Het hebben van «niet ernstig of langdurig tekortschietende leerresultaten» is een deugdelijkheidseis. Daar voldoe je aan of daar voldoe je niet aan. Het is dan ook niet zo dat ernstig of langdurig tekortschietende leerresultaten gecompenseerd kunnen worden met goede scores op de overige beoordelingscriteria. Als tijdens een onderzoek op school blijkt dat de leerresultaten langdurig (tenminste drie jaar op rij) onder de verwachtingen voor de betreffende schoolpopulatie liggen, dan beoordeelt de inspectie de school als ofwel onvoldoende ofwel zeer zwak, afhankelijk van de overige bevindingen.

Met de veiligheidsklep wordt niet bedoeld dat scholen een slechte score op de eindtoets kunnen compenseren met goede scores op de overige beoordelingscriteria. Met de veiligheidsklep hebben we bedoeld aan te geven dat de inspectie jaarlijks een risicoanalyse uitvoert over de volle breedte van het onderwijsveld. Daardoor is de kans zeer gering dat scholen met risico’s buiten beeld blijven. De inspectie kijkt bij deze risicoanalyse naar een breed spectrum van indicatoren van onderwijskwaliteit, zoals onderwijsresultaten, ontwikkeling in leerlingaantallen, tevredenheid van leerlingen en ouders en financiële en personele kengetallen.

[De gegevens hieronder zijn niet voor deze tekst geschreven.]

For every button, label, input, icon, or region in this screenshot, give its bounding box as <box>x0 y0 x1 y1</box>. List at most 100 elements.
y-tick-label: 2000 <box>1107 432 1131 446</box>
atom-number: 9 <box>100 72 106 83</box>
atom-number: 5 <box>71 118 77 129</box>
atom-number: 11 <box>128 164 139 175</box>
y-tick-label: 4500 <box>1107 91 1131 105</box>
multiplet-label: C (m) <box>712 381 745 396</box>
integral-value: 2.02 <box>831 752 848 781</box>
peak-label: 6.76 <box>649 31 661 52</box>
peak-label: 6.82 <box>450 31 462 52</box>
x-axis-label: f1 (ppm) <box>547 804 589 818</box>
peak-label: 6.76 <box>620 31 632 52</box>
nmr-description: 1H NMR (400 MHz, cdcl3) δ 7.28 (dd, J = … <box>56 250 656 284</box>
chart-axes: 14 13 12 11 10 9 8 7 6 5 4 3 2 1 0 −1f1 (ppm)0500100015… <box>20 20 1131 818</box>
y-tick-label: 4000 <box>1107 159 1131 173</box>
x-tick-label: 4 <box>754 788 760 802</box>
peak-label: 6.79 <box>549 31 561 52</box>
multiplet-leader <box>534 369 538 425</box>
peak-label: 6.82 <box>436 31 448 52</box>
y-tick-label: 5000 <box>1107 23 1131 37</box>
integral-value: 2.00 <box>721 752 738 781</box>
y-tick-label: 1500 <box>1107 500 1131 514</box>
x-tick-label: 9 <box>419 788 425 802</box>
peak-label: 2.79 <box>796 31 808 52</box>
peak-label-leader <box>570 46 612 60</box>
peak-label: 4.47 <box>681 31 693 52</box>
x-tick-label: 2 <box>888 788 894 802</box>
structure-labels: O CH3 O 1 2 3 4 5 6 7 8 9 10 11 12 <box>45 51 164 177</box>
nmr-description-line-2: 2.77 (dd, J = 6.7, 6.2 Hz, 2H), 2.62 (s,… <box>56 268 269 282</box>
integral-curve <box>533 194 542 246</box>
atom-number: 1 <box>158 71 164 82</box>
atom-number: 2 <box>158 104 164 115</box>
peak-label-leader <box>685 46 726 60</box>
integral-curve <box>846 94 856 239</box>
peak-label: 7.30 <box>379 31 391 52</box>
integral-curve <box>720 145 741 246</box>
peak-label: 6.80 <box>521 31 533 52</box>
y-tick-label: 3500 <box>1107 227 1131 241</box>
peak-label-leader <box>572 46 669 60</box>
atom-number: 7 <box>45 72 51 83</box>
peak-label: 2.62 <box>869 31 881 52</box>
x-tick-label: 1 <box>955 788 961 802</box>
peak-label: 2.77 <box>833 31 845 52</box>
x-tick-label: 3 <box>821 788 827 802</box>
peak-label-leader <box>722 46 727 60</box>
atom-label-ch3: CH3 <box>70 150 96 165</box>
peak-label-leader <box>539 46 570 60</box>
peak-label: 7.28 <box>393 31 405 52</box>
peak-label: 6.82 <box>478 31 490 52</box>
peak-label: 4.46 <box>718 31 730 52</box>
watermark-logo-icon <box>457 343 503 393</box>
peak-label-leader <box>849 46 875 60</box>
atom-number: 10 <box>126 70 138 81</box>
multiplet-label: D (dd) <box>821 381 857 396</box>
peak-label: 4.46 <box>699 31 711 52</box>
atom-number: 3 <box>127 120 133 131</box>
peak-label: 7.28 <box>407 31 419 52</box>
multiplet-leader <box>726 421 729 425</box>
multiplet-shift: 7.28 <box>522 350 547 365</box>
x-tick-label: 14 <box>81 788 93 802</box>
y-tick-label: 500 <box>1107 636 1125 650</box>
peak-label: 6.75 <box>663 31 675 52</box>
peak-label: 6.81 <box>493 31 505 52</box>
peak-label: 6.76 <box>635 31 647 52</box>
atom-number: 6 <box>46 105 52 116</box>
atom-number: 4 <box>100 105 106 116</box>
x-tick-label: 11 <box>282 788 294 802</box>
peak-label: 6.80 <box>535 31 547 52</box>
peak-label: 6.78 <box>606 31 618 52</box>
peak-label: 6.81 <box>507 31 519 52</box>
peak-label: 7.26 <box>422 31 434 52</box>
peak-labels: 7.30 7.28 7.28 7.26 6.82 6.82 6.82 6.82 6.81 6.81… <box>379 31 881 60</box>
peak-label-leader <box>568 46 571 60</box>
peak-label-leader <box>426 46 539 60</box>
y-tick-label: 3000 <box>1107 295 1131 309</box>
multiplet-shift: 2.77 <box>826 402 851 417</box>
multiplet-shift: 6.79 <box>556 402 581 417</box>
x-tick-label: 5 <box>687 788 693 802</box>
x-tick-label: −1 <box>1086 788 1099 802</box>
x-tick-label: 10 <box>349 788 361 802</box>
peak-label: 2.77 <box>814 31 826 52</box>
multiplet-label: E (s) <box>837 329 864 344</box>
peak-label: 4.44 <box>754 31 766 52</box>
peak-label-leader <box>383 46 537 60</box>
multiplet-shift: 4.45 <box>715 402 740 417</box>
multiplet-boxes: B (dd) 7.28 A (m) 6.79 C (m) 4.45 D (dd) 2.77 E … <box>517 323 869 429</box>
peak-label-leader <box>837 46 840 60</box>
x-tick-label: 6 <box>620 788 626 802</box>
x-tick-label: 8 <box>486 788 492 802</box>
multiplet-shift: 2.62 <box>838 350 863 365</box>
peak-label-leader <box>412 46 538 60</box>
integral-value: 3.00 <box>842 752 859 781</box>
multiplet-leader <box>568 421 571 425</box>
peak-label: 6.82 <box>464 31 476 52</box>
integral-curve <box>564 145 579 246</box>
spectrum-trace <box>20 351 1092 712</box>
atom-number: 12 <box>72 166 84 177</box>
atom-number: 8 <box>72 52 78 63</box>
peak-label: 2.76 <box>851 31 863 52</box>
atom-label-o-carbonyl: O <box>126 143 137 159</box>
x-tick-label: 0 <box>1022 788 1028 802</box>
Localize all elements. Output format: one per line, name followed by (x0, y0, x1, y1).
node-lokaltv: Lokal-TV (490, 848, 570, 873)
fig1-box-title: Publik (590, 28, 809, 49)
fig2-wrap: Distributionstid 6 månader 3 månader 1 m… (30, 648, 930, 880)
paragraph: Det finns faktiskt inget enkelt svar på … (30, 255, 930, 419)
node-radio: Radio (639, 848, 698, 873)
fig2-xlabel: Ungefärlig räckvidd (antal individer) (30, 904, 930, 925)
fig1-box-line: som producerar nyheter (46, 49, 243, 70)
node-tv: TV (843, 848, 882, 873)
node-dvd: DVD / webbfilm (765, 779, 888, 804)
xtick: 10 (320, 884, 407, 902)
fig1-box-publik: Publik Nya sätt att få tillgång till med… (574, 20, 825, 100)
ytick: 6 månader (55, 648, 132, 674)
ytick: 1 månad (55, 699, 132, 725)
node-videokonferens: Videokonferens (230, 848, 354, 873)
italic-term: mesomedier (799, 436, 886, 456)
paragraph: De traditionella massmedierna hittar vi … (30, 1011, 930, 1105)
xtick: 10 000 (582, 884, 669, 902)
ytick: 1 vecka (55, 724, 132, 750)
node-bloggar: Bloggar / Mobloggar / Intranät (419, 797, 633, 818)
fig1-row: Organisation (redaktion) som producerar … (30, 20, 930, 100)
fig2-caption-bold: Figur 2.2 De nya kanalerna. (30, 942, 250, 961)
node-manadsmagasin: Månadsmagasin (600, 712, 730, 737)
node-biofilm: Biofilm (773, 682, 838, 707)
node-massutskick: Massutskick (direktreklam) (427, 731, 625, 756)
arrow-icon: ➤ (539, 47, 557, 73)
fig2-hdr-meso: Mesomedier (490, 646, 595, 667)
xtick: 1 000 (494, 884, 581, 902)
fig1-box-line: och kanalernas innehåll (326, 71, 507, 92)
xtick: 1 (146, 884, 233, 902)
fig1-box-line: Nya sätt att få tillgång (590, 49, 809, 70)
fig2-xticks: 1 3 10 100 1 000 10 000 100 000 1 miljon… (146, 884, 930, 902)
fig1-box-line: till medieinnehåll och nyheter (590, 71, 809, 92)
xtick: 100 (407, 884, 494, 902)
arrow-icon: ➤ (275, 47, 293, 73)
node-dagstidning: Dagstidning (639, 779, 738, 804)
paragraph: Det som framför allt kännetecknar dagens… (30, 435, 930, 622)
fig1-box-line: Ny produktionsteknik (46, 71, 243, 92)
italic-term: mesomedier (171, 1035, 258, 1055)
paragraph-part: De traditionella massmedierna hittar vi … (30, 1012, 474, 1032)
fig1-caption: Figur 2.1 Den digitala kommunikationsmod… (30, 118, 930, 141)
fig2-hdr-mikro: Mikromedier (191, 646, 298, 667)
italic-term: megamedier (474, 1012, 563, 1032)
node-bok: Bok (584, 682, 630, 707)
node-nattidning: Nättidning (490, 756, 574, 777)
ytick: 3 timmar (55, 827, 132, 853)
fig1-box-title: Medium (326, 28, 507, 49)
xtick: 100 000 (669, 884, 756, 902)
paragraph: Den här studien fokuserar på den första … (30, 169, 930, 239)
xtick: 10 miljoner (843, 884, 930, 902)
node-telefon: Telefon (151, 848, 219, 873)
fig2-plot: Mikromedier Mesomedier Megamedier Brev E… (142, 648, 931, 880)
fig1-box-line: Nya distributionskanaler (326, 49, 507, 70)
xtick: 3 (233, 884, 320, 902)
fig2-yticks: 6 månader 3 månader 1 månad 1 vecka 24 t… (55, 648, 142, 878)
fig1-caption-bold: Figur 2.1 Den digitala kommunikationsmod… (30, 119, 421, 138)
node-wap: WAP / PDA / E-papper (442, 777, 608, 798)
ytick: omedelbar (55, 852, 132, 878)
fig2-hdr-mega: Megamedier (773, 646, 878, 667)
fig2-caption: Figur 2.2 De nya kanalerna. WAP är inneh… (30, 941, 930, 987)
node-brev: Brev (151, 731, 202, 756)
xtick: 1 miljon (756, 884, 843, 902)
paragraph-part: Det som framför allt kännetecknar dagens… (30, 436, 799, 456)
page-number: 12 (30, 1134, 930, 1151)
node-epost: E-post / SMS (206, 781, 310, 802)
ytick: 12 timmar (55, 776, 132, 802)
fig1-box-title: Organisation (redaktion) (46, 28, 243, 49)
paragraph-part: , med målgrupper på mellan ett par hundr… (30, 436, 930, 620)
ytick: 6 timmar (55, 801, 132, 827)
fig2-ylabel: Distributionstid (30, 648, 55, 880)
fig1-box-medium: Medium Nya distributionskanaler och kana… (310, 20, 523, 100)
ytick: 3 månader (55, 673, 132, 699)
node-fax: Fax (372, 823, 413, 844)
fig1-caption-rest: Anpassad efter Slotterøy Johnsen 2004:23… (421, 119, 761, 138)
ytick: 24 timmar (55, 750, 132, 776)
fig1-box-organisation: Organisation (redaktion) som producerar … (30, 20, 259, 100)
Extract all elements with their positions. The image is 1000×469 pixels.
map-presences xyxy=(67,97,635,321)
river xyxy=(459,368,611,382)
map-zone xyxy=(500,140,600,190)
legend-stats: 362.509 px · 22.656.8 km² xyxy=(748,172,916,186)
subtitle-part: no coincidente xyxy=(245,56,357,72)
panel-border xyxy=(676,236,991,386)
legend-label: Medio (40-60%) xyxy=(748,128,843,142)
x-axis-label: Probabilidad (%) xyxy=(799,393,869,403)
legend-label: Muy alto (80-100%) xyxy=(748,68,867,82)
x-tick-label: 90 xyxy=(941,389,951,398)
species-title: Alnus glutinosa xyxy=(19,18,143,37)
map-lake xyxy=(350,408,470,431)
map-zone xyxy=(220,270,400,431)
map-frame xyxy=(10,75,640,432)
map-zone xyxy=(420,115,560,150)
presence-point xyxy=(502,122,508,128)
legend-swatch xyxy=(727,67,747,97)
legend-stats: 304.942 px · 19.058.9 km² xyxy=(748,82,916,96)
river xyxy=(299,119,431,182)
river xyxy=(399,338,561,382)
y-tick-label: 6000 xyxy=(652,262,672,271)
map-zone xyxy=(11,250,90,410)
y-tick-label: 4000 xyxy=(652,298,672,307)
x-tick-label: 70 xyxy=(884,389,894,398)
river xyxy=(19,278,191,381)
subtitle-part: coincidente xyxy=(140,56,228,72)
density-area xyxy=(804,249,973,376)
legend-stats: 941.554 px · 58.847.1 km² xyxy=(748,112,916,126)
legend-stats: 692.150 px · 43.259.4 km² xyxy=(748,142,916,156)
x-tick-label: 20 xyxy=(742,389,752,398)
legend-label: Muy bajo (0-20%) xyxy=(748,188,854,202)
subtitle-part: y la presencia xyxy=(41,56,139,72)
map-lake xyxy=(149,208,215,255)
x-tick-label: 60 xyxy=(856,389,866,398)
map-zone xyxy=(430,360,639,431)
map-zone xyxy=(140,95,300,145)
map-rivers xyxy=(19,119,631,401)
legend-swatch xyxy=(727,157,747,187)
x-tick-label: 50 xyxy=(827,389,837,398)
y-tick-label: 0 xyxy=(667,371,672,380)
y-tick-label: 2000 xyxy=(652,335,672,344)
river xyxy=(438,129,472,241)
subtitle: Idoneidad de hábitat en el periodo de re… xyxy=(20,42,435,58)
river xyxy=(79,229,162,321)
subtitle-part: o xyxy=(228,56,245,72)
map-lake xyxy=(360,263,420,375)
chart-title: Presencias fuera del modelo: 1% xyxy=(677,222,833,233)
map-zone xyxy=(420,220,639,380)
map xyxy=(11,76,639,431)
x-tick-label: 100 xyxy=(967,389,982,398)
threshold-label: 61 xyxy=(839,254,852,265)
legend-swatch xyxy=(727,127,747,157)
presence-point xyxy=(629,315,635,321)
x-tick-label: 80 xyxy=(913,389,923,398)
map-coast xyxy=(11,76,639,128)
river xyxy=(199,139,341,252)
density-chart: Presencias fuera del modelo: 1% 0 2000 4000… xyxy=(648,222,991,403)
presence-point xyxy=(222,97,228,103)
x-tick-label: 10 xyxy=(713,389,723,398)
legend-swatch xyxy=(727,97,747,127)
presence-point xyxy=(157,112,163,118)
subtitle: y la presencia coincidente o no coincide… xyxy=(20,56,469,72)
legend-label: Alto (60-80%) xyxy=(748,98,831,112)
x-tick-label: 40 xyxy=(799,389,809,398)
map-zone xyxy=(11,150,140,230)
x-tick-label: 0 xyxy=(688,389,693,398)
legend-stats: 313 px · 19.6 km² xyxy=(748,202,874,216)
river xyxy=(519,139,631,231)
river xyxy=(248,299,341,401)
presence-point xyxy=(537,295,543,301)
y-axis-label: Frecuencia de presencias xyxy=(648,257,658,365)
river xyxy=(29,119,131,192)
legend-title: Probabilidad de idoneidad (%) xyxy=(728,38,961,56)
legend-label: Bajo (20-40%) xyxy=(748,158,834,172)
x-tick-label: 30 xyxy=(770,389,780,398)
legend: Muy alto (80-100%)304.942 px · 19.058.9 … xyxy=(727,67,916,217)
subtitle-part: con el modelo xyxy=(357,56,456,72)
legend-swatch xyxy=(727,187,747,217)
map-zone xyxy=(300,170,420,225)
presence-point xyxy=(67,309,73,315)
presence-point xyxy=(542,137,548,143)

De leden van de SP-fractie vragen of het waar is dat de jaarlijkse risicoanalyse uitgevoerd wordt vanuit databestanden en in feite «beeldschermtoezicht» is in plaats van daadwerkelijk toezicht in de klas.

De jaarlijkse risicoanalyse begint vanuit de data die over besturen en scholen beschikbaar zijn. In de risicoanalyse kijkt de inspectie naar zaken als onderwijsresultaten, financiële en personele kengetallen, ontwikkelingen in leerlingaantallen en binnengekomen signalen. Dit is belangrijke informatie om het verdere toezichtproces effectief en efficiënt in te richten. De jaarlijkse risicoanalyse leidt in een aantal gevallen – afhankelijk van de risico’s die de inspectie constateert – tot brede kwaliteitsonderzoeken op scholen. Daarnaast komt de inspectie op scholen, en dus ook in de klas, tijdens verificatieonderzoeken en vierjaarlijkse onderzoeken.

De leden van de CDA-fractie lezen in de brief dat het oordeel «goed» alleen wordt toegekend op aanvraag van het schoolbestuur. De leden vragen de bewindspersonen of dit er niet in de praktijk toe zal leiden dat, alhoewel het bestuur het zelf kan aanvragen, er toch grote druk zal ontstaan voor andere besturen om ook aan deze beweging mee te doen.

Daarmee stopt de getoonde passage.